Così scrive negli anni dell’immediato Dopoguerra, con un Paese che esce povero e dilaniato dal conflitto e che ha necessità primarie, ma che può trovare nel suo patrimonio culturale e nelle sue ricchezze storiche una base solida dalla quale ripartire.
Ranuccio Bianchi Bandinelli è stato soprattutto uno dei più significativi intellettuali italiani del Novecento. All’attività di studio ha infatti sempre associato un diretto impegno civile e militante, nell’amministrazione dei beni culturali e nella diretta partecipazione politica. Una personalità multiforme e curiosa del mondo: ovunque si sia applicato, dagli studi teorici alla politica, ha lasciato eredità importanti e tutt’oggi fondamentali.

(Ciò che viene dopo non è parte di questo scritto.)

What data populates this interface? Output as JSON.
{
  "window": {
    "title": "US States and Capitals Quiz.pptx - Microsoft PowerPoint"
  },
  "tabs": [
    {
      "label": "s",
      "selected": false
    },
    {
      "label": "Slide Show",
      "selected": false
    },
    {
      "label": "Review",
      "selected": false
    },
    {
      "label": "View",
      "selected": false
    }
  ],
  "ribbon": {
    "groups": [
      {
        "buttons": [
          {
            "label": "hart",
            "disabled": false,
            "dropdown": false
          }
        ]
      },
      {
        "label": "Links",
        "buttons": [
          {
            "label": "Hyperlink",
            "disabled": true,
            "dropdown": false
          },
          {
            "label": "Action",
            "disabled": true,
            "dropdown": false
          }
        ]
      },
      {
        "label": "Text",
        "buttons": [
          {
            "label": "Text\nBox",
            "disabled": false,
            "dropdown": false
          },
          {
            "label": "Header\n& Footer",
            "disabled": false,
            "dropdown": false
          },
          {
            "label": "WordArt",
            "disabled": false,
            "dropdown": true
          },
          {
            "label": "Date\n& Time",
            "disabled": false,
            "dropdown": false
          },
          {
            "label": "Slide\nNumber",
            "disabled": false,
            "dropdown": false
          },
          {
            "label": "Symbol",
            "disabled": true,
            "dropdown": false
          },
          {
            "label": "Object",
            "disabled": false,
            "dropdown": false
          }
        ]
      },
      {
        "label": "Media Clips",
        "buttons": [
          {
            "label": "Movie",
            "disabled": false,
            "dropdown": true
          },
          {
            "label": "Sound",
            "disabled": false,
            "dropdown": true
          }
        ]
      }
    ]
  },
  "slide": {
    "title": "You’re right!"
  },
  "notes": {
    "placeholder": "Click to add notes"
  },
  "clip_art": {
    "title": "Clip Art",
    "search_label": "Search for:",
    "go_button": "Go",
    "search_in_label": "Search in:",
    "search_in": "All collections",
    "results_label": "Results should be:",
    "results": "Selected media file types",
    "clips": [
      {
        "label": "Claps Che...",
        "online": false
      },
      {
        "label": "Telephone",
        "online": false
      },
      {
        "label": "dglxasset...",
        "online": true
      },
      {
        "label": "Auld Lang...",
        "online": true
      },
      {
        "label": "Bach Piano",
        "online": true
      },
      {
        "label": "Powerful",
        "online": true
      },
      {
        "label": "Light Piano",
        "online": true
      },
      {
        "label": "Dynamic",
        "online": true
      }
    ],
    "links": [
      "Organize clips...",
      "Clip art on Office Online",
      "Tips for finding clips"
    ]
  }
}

Autoritratto 1921, carboncino rialzato a biacca e matita rossa (collezione RBB)
Il rapporto con Siena
Un personaggio europeo e cosmopolita che ha sempre avuto con la sua città natale un rapporto contraddittorio.
Siena, in qualche modo, gli è sempre stata stretta. Nel suo “Dal diario di un borghese”, l’11 dicembre 1928 scrive: “Qui ogni proposta che scavalchi le mura cittadine, gloriosamente intatte, e ogni studio che non si serva di documenti su cartapecora, sono avversati o incompresi. Qui la storia del mondo si è fermata al 1555, dopo aver avuto il suo massimo splendore nel 1260“.
Bianchi Bandinelli lasciò quasi subito Siena per seguire la propria carriera e le proprie passioni, ma è qui che tornerà sempre, ed è alla città natale che ha dedicato parte dei suoi studi e la sua intelligenza di uomo politico.
Alla sua attività e incredibile lungimiranza si deve infatti la nascita del Museo Archeologico di Siena, negli anni Venti e Trenta del Novecento. Fin dal 1927, quando era direttore del Museo Numismatico dell’Accademia dei Fisiocritici, aveva richiamato l’attenzione sulla necessità impellente di raccogliere insieme i materiali archeologici del senese conservati presso l’Accademia stessa e la Biblioteca Comunale.
Il giovane Ranuccio fu dapprima incaricato di schedare tutto il materiale archeologico esistente in città e poi di organizzare il nascente museo, mentre Antonio Minto, Soprintendente alle Antichità dell’Etruria, e Fabio Bargagli Petrucci, eletto a podestà della città nel 1926, interagirono attivamente per la sua realizzazione.
L’occhio dell’archeologo
È proprio agli anni giovanili, in cui emerge ed affascina la disposizione intellettuale con cui Bianchi Bandinelli guarda a Siena, al suo microcosmo culturale e ai suoi spazi fisici, che è dedicato “L’Occhio dell’Archeologo” il catalogo della mostra su Ranuccio Bianchi Bandinelli nella Siena del primo Novecento (2009).
Un “occhio” quello di Ranuccio, da cui osservare la percezione di Siena da parte di un giovane intellettuale che si sentirà sempre attratto, e al contempo respinto, da una città complessa e affascinante. Un “occhio” che ha saputo scavare materialmente e intellettualmente, guardando alle radici antiche della nostra comunità e contribuendo a rafforzarne il senso di orgogliosa appartenenza. Alla sua memoria è dedicato il Museo Archeologico di Colle Val d’Elsa.